Сергей Сергеевич вспыхнул.

— Я… жаловался?.. Сергей Семенович, видимо, не так понял.

— Он понял именно так, как следовало понять. Я пошутила, назвав это жалобой, но вы имели право и жаловаться… Я действительно не права пред вами, тысячу раз не права! Я вела себя как легкомысленная девочка, и вам ничего не оставалось, как пожаловаться старшим.

— Повторяю, Сергей Семенович… — снова хотел объяснить князь.

— Выслушайте меня до конца! — не дала она ему окончить фразу. — Я говорю это не с насмешкою и не с упреком, а совершенно искренне и серьезно. Но у меня есть и оправдание.

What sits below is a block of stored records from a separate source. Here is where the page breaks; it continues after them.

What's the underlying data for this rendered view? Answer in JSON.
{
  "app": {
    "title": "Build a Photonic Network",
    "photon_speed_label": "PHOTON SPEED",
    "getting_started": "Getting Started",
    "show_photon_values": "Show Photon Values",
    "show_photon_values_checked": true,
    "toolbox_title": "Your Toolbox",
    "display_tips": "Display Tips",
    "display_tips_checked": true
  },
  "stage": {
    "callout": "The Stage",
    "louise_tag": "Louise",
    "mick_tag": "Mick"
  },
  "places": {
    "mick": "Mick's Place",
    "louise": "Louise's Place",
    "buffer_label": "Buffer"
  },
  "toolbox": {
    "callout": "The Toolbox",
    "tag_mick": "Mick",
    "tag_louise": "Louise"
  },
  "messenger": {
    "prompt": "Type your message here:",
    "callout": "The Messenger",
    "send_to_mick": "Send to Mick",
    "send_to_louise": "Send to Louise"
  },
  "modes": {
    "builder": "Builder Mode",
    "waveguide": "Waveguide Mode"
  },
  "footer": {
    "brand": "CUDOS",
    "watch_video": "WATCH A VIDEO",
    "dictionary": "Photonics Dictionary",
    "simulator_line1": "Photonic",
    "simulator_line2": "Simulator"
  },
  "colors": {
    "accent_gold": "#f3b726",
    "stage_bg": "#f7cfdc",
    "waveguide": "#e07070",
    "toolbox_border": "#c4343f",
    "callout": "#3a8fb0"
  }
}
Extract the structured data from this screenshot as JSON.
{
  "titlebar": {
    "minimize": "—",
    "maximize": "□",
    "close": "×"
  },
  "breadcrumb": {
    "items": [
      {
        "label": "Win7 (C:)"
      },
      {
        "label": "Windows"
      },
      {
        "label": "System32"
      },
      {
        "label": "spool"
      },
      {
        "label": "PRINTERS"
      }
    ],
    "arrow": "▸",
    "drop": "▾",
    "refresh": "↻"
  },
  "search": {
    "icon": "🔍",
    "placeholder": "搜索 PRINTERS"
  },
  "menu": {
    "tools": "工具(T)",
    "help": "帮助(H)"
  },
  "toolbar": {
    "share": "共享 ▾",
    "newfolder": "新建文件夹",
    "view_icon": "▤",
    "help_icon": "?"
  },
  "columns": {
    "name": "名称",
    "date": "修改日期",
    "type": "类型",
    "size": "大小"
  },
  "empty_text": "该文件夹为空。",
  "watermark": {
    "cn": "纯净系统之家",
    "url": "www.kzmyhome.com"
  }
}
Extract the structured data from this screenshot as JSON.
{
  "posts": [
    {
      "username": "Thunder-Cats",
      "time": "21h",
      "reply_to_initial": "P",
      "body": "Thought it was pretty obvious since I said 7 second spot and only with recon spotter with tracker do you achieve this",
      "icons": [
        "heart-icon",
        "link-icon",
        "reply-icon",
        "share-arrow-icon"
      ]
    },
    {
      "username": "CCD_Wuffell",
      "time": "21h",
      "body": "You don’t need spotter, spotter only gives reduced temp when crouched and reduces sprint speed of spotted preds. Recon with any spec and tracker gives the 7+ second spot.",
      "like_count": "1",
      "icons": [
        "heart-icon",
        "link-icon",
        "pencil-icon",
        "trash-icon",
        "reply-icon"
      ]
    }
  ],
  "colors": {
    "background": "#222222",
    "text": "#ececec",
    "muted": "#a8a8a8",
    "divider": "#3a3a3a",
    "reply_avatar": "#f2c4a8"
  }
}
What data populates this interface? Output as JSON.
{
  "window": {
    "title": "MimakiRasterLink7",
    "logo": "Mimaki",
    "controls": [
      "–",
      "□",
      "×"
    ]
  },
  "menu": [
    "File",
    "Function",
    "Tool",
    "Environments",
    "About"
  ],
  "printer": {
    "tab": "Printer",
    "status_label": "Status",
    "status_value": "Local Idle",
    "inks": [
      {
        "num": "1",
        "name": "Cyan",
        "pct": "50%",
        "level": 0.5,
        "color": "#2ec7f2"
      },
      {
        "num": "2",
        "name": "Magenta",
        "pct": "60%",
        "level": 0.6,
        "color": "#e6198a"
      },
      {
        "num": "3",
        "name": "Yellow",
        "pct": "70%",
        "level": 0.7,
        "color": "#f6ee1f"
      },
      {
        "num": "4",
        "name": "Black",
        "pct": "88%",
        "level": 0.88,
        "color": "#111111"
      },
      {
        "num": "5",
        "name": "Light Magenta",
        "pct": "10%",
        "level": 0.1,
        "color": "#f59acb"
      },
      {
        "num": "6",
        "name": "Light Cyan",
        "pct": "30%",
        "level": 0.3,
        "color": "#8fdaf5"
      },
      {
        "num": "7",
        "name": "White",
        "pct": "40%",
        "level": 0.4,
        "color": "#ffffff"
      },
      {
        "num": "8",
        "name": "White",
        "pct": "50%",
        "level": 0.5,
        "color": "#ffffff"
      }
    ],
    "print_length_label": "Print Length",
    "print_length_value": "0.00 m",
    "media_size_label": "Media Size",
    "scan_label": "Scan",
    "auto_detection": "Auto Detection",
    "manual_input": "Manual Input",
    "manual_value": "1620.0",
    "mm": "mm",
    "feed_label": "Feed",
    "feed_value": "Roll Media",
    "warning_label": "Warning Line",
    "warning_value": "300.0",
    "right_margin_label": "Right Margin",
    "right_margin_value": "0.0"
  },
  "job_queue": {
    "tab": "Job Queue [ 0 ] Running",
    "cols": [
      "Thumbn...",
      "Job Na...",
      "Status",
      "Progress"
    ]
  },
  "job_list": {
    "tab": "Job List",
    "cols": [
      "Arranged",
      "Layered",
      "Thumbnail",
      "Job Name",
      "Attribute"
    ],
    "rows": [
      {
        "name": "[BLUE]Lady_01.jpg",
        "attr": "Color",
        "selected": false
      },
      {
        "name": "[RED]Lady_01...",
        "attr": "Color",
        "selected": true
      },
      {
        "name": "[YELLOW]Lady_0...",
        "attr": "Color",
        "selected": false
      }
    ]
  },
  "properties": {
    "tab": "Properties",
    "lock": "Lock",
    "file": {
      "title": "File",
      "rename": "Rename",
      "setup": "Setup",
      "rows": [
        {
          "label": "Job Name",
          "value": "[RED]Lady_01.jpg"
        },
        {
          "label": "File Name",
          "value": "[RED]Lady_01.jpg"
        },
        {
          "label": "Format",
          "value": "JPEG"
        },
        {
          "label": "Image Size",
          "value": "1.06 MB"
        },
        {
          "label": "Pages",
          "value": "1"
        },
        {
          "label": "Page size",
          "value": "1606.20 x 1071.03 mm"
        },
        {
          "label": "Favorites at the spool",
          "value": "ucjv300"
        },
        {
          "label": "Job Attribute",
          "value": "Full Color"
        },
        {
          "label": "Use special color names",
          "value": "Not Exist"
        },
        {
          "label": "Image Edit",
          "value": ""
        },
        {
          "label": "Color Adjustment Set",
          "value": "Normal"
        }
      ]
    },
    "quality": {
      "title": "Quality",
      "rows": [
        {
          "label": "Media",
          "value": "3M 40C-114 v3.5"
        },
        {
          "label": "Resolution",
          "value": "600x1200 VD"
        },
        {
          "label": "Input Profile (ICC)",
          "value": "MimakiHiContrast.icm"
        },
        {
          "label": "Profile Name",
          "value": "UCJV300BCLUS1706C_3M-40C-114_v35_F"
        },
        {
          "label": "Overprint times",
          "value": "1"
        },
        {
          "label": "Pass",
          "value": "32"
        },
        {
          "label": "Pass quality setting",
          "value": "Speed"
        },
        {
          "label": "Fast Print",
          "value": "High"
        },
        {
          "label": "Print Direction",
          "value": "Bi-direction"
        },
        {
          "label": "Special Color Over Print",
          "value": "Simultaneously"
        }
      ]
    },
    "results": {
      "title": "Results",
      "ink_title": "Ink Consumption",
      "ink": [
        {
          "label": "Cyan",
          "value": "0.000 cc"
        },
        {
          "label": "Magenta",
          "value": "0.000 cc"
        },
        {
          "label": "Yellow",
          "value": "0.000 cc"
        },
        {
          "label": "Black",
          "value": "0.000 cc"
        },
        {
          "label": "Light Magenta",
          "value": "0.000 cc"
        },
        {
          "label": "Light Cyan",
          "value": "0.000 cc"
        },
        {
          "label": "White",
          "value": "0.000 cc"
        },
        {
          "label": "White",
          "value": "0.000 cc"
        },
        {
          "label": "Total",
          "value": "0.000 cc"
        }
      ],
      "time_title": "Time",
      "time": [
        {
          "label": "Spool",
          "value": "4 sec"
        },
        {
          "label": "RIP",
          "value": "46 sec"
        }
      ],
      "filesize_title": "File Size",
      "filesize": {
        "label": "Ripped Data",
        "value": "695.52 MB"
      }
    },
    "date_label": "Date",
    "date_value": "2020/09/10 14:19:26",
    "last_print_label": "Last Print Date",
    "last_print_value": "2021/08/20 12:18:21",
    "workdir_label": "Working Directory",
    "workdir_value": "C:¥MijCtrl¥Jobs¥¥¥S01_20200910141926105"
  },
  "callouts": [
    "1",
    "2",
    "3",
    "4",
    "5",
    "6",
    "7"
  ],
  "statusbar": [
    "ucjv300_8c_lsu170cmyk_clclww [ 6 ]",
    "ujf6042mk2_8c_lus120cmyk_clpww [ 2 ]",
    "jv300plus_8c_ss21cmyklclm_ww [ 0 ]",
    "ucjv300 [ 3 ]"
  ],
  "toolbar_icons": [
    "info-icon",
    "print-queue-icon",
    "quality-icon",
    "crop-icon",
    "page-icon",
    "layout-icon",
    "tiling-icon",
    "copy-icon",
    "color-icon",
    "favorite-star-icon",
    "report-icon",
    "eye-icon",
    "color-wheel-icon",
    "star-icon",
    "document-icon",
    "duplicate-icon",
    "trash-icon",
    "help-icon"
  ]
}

Я все свое детство и раннюю молодость прожила в захолустье, в деревне. Понятно, что Петербург произвел на меня ошеломляющее впечатление. Но в течение года траура я могла пользоваться только крохами наслаждений, которые предоставляет столица. Год минул, и у меня окончательно закружилась голова в этом омуте удовольствий. Этим объясняется, что я забыла, что есть человек, который с нетерпением ожидает этого срока, чтобы услышать от меня обещанное решительное слово… Простите меня, князь!

— Помилуйте, княжна, — и Сергей Сергеевич припал к ее руке долгим поцелуем.

— Повторяю, вы были правы, обратившись к дяде с просьбой напомнить мне о моей священной обязанности.

— И это — ваше решительное слово, княжна? — с дрожью в голосе спросил Луговой.

— Вы мне верите, князь? — вдруг спросила его княжна.

Сергей Сергеевич несколько мгновений молча смотрел на нее вопросительно-недоумевающим взглядом и наконец произнес:

— То есть как? Конечно, верю.

— Только при условии веры в меня я могу говорить с вами совершенно откровенно. Ваш ответ на мой вопрос не убеждает меня, но, напротив, доказывает, что вы колеблетесь. Я веду с вами не светский разговор, нет, мы решаем свое будущее. Поэтому я должна получить от вас твердый и уверенный ответ на свой вопрос. Я поставлю его в несколько иной форме, предложу вам вместо одного вопроса два: первый — любите ли вы меня по-прежнему?

— Да разве вы можете сомневаться?.. По-прежнему!.. — с искренней горечью повторил князь. — Больше прежнего.

— Тогда второй вопрос: верите ли вы любимой вами девушке?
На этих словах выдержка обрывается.